I thought he was joking and said, ‘Yes, of course, why not?’ to match what I supposed was his mood, and added, ‘How much? Ten thousand?’
‘Not so much,’ he said, ‘Less than that . . .’ He took out a small notebook from the drawer and kept turning its leaves. At this moment an old man made his entry, coughing stentoriously. The doctor looked up briefly and flourished his hand towards the bench. The old man didn’t obey the direction but stood in the middle of the hall and began, ‘All night . . .’ The doctor said, ‘All right, all right . . . sit down and wait. I’ll come and help you to sleep well tonight.’ The man subsided on the bench, a sentence he had begun trailing away into a coughing fit.

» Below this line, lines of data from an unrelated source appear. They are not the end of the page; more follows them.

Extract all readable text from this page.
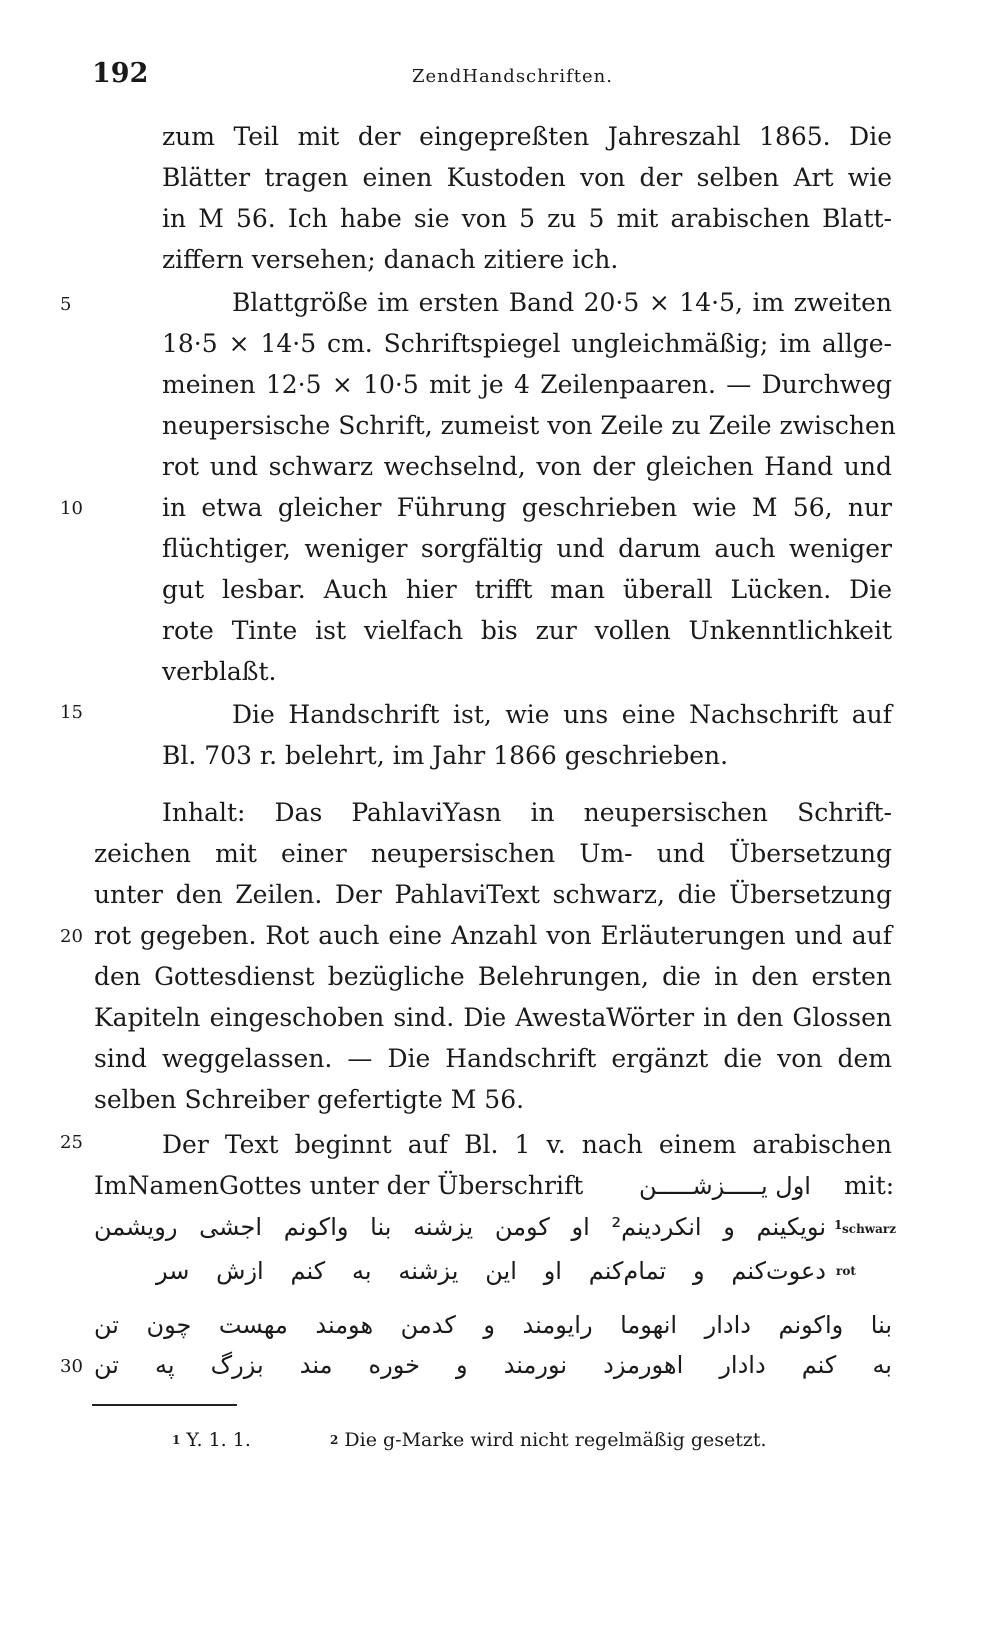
192	ZendHandschriften.
5
10
15
20
25
30
zum Teil mit der eingepreßten Jahreszahl 1865. Die
Blätter tragen einen Kustoden von der selben Art wie
in M 56. Ich habe sie von 5 zu 5 mit arabischen Blatt-
ziffern versehen; danach zitiere ich.
Blattgröße im ersten Band 20·5 × 14·5, im zweiten
18·5 × 14·5 cm. Schriftspiegel ungleichmäßig; im allge-
meinen 12·5 × 10·5 mit je 4 Zeilenpaaren. — Durchweg
neupersische Schrift, zumeist von Zeile zu Zeile zwischen
rot und schwarz wechselnd, von der gleichen Hand und
in etwa gleicher Führung geschrieben wie M 56, nur
flüchtiger, weniger sorgfältig und darum auch weniger
gut lesbar. Auch hier trifft man überall Lücken. Die
rote Tinte ist vielfach bis zur vollen Unkenntlichkeit
verblaßt.
Die Handschrift ist, wie uns eine Nachschrift auf
Bl. 703 r. belehrt, im Jahr 1866 geschrieben.
Inhalt: Das PahlaviYasn in neupersischen Schrift-
zeichen mit einer neupersischen Um- und Übersetzung
unter den Zeilen. Der PahlaviText schwarz, die Übersetzung
rot gegeben. Rot auch eine Anzahl von Erläuterungen und auf
den Gottesdienst bezügliche Belehrungen, die in den ersten
Kapiteln eingeschoben sind. Die AwestaWörter in den Glossen
sind weggelassen. — Die Handschrift ergänzt die von dem
selben Schreiber gefertigte M 56.
Der Text beginnt auf Bl. 1 v. nach einem arabischen
ImNamenGottes unter der Überschrift	اول یـــــزشـــــن	mit:
schwarz
1
نویکینم و انکردینم² او کومن یزشنه بنا واکونم اجشی رویشمن
rot
دعوت‌کنم و تمام‌کنم او این یزشنه به کنم ازش سر
بنا واکونم دادار انهوما رایومند و کدمن هومند مهست چون تن
به کنم دادار اهورمزد نورمند و خوره مند بزرگ په تن
$^1$ Y. 1. 1.	$^2$ Die g-Marke wird nicht regelmäßig gesetzt.
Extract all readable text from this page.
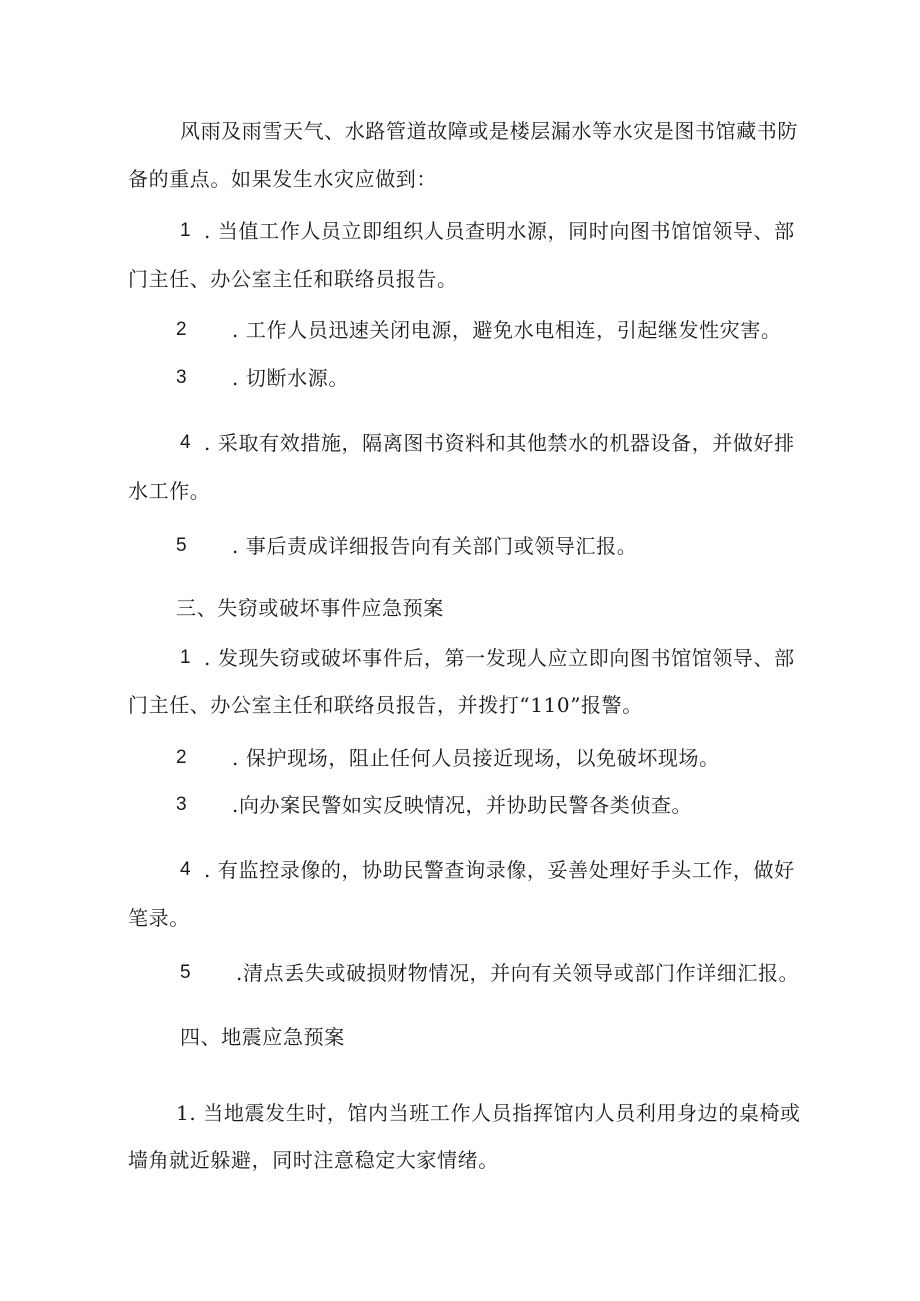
风雨及雨雪天气、水路管道故障或是楼层漏水等水灾是图书馆藏书防
备的重点。如果发生水灾应做到：
1 . 当值工作人员立即组织人员查明水源，同时向图书馆馆领导、部
门主任、办公室主任和联络员报告。
2 . 工作人员迅速关闭电源，避免水电相连，引起继发性灾害。
3 . 切断水源。
4 . 采取有效措施，隔离图书资料和其他禁水的机器设备，并做好排
水工作。
5 . 事后责成详细报告向有关部门或领导汇报。
三、失窃或破坏事件应急预案
1 . 发现失窃或破坏事件后，第一发现人应立即向图书馆馆领导、部
门主任、办公室主任和联络员报告，并拨打“110”报警。
2 . 保护现场，阻止任何人员接近现场，以免破坏现场。
3 .向办案民警如实反映情况，并协助民警各类侦查。
4 . 有监控录像的，协助民警查询录像，妥善处理好手头工作，做好
笔录。
5 .清点丢失或破损财物情况，并向有关领导或部门作详细汇报。
四、地震应急预案
1. 当地震发生时，馆内当班工作人员指挥馆内人员利用身边的桌椅或
墙角就近躲避，同时注意稳定大家情绪。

The doctor said, ‘Two hundred and forty-five rupees up to last week . . . none this week.’ I now realized that this was more than a joke. I was aghast at this demand. He thrust his notebook before me and said, ‘Twenty visits at ten rupees a visit. I have charged nothing for secondary visits, and the balance for medicine . . .’ The cough-stricken patient began to gurgle, cleared his throat and tried to have his say. The doctor silenced him with a gesture. A woman held up a bawling kid and said, ‘Sir, he brings up every drop of milk . . .’ The doctor glared at her and said, ‘Don’t you see I’m busy? Am I the four-headed Brahma? One by one. You must wait.’